Shortly after Donald Trump’s inauguration, CNN’s Jake Tapper stated that the address was “purely populist.” While many analysts have described Trump’s election as evidence of a resurgence of populism, not everyone has agreed that populist is an accurate label. Trump’s populist credentials have been challenged by those who note that his tax plan will substantially benefit wealthy people, or that his supporters made more money than those who voted for Clinton.
Political analysts often use populism to describe the kind of economic platform espoused by Bryan, but Trump has little enthusiasm for progressive reform. Rather, Trump’s movement is called populist because it fits within a trend toward ethno-nationalism found in England’s United Kingdom Independence Party or France’s National Front. In this usage, populism is a rhetorical style that excites nationalist fervor. Ethno-nationalist populists complain that the people have lost power to a coalition of minority groups allied with imagined economic and cultural elites. This variety of populism appeals to racial solidarity and excites visceral fears of foreigners.
The People vs. The Establishment
By announcing that he would wrest power from “the establishment” and return it to “the people,” Trump tapped into feelings of resentment held by those who saw the Barack Obama presidency as a foreign takeover of American democracy. The more that political commentators complimented Obama for his intelligence, integrity, and commitment to social justice, the more this compounded feelings that educated, urban elites were condescending to rural white Americans. Trump is a master of stoking these feelings of resentment. While a wealthy urban real estate developer with unclear religious convictions might appear to have little in common with voters in the Bible Belt, Trump and his supporters did share a lifetime of feeling slighted by New York liberals. To a large extent, Trump was a populist because he branded himself as a voice of those who resented the social changes welcomed by residents of diverse cities.
One potent source of resentment among Trump supporters were complaints that they had been labeled racist. Obama attempted to deflect such feelings by persuading people they were not racist.
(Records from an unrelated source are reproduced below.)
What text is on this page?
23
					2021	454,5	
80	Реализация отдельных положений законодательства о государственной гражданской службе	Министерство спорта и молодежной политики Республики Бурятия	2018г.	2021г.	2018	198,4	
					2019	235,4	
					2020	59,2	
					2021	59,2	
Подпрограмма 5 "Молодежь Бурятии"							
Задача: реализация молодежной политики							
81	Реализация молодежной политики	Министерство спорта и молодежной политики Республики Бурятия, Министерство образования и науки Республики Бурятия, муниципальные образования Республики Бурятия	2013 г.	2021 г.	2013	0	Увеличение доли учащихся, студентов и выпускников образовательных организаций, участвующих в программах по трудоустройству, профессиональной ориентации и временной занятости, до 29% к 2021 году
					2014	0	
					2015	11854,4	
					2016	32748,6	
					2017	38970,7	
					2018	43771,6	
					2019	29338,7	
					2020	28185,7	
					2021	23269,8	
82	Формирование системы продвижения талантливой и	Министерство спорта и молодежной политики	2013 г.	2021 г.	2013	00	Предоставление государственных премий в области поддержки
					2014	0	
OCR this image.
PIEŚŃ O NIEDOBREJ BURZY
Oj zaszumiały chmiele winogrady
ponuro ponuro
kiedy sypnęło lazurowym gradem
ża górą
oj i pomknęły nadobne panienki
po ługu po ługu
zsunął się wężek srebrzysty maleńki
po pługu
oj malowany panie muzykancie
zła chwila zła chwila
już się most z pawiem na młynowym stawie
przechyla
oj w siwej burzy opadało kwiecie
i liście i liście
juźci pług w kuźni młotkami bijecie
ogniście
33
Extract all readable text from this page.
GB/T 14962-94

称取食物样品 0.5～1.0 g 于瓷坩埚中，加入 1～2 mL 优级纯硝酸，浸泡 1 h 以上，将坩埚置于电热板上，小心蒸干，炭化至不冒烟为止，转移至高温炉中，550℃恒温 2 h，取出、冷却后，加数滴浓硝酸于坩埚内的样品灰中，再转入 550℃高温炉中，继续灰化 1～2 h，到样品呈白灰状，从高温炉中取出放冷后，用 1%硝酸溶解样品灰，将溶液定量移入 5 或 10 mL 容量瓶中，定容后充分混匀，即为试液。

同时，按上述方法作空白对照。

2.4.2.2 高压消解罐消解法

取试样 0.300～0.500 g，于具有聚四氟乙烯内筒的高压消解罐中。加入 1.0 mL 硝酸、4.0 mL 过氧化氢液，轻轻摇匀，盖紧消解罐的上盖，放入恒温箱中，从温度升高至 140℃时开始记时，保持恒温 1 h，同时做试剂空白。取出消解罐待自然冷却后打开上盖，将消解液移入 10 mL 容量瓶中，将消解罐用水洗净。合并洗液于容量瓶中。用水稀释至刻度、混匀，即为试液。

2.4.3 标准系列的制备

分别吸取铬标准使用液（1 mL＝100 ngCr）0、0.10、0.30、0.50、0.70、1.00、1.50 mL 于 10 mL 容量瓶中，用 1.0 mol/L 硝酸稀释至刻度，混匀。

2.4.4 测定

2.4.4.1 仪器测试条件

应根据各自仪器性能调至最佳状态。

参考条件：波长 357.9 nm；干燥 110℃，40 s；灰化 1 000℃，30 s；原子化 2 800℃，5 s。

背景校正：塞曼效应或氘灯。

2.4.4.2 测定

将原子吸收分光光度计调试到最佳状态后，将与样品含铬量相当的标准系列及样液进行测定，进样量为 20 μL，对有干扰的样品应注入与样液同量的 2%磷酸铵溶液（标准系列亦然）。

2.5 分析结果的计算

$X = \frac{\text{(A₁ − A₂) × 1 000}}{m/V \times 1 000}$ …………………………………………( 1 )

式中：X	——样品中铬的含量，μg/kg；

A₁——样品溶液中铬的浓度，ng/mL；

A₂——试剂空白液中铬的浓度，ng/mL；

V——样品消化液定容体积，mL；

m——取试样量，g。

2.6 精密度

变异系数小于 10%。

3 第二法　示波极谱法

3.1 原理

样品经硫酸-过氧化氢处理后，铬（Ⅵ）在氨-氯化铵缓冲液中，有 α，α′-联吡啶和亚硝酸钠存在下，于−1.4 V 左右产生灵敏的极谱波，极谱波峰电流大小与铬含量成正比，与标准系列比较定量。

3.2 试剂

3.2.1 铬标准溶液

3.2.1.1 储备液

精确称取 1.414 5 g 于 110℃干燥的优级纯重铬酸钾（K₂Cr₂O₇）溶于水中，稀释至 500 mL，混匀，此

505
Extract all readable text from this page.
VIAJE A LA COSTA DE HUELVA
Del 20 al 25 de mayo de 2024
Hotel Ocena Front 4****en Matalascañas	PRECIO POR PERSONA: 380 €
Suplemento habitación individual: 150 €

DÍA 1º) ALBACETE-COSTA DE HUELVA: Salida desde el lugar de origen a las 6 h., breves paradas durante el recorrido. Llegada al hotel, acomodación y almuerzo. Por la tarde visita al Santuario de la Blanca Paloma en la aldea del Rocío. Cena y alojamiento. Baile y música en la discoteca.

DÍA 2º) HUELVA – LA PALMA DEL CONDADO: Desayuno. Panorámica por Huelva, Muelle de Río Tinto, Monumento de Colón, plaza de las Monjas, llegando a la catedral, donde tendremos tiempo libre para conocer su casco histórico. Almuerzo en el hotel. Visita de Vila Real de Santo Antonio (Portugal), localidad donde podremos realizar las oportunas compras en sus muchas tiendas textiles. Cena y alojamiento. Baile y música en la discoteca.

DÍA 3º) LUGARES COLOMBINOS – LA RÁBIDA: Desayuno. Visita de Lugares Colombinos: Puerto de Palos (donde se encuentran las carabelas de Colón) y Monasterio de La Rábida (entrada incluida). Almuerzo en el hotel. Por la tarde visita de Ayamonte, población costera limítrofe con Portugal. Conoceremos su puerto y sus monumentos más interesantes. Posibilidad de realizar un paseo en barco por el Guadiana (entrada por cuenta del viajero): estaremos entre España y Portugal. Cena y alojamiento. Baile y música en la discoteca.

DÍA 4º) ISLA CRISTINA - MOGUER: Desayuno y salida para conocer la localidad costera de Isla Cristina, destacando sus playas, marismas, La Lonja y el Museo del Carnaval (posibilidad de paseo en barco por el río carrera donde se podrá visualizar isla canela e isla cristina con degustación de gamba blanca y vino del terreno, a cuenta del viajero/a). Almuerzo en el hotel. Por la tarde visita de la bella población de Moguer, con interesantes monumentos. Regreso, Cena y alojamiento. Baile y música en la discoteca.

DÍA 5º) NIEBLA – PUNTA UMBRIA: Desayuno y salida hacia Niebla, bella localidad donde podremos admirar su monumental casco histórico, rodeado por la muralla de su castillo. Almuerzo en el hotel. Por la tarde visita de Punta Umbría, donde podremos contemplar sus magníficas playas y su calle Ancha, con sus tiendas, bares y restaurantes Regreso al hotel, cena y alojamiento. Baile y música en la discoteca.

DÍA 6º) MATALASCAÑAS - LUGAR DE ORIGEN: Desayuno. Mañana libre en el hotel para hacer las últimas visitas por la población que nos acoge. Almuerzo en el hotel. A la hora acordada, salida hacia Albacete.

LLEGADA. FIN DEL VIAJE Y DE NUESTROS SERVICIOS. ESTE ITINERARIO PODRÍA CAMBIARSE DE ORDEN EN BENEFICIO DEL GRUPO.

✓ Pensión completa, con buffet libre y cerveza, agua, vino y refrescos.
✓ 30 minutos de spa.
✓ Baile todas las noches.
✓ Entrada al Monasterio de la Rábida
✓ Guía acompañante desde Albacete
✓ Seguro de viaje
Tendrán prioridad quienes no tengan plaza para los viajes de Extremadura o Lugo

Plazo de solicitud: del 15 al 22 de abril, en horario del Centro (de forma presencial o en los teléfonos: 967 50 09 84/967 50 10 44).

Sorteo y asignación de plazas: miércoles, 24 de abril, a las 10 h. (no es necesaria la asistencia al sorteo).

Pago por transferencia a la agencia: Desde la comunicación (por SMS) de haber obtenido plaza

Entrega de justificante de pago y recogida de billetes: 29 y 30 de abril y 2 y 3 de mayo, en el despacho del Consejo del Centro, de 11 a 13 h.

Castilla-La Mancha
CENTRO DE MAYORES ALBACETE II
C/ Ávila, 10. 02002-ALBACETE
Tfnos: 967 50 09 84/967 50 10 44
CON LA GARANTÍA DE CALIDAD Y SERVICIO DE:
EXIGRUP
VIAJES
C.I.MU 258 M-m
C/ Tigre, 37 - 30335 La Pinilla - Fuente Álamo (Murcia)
He understood that while many Americans might be comfortable with the content of racism, they fiercely resist the racist label. Hillary Clinton, on the contrary, strenuously attacked the racism and sexism of her opponent. She denounced Trump for his “long record of engaging in racist behavior.” Rather than this hurt his popularity with his base, Trump’s willingness to defy liberal norms of civility struck a chord with those who wanted an end to the perceived regime of political correctness.
Bryan also invoked white solidarity. He boasted of his “good blood” and asserted that he “was born a member of the greatest of all races—the Caucasian Race.” Anticipating Trump’s assertion that millions of illegal voters participated in the 2016 election, Bryan expressed concerns about minority voting. Bryan thought that preventing African Americans from voting was a necessary measure of self-preservation for white southerners. As he explained, “It is only in those Southern States where the blacks are the most numerous that the whites have, as a matter of self-preservation, imposed restrictions. They may have been spurred to do this by a recollection of their experience under carpet bag Government when a few designing white men used black suffrage to exploit helpless whites, as they would today if they could.”
When John McCain and Mitt Romney won a majority of white voters but lost their elections, some Republican voters felt like white Americans had been disenfranchised. Despite losing the presidency as well as suffering substantial losses in congress in 2008, Republican lawmakers still continued to speak as if they represented the true will of the American people. The problem was that “helpless whites” had been overruled by religious, sexual, and racial outsiders whose demographic growth threatened American democracy.
Obama’s electoral victory was possible, however, only with substantial support from voters classified as white. Labeling white Obama and Clinton voters as elite members of the establishment explains their supposed betrayal. As with Bryan’s concern about a “few designing white men,” Trump attacked those who he claimed had exploited minority voters to manipulate American democracy.
One response to an apparently manipulative establishment has been the effort to restrict the vote to white Americans. Trump’s victories in states like Wisconsin and North Carolina were aided by voter identification laws that fit within a history of racialized voter suppression. Critics of voter ID laws have argued that it would be logistically impossible to orchestrate a national voter fraud effort without being caught. In-person voter fraud significant enough to affect the results of an election would require thousands of volunteers recruited and trained to engage in illegal activity. This would require staff, funding, and communication networks that would be impossible to keep secret. Therefore, a transparent process that investigates and penalizes any reported fraudulent voting would be sufficient to prevent rigged elections.
Regardless of the lack of evidence, however, claims about voter fraud feel viscerally compelling to Trump supporters as changing demographic trends in an increasingly diverse nation will only continue to undermine a white majority. The main threat to Trump’s vision is not from voter fraud, but from legal voting by people who seem to him to be less than fully American.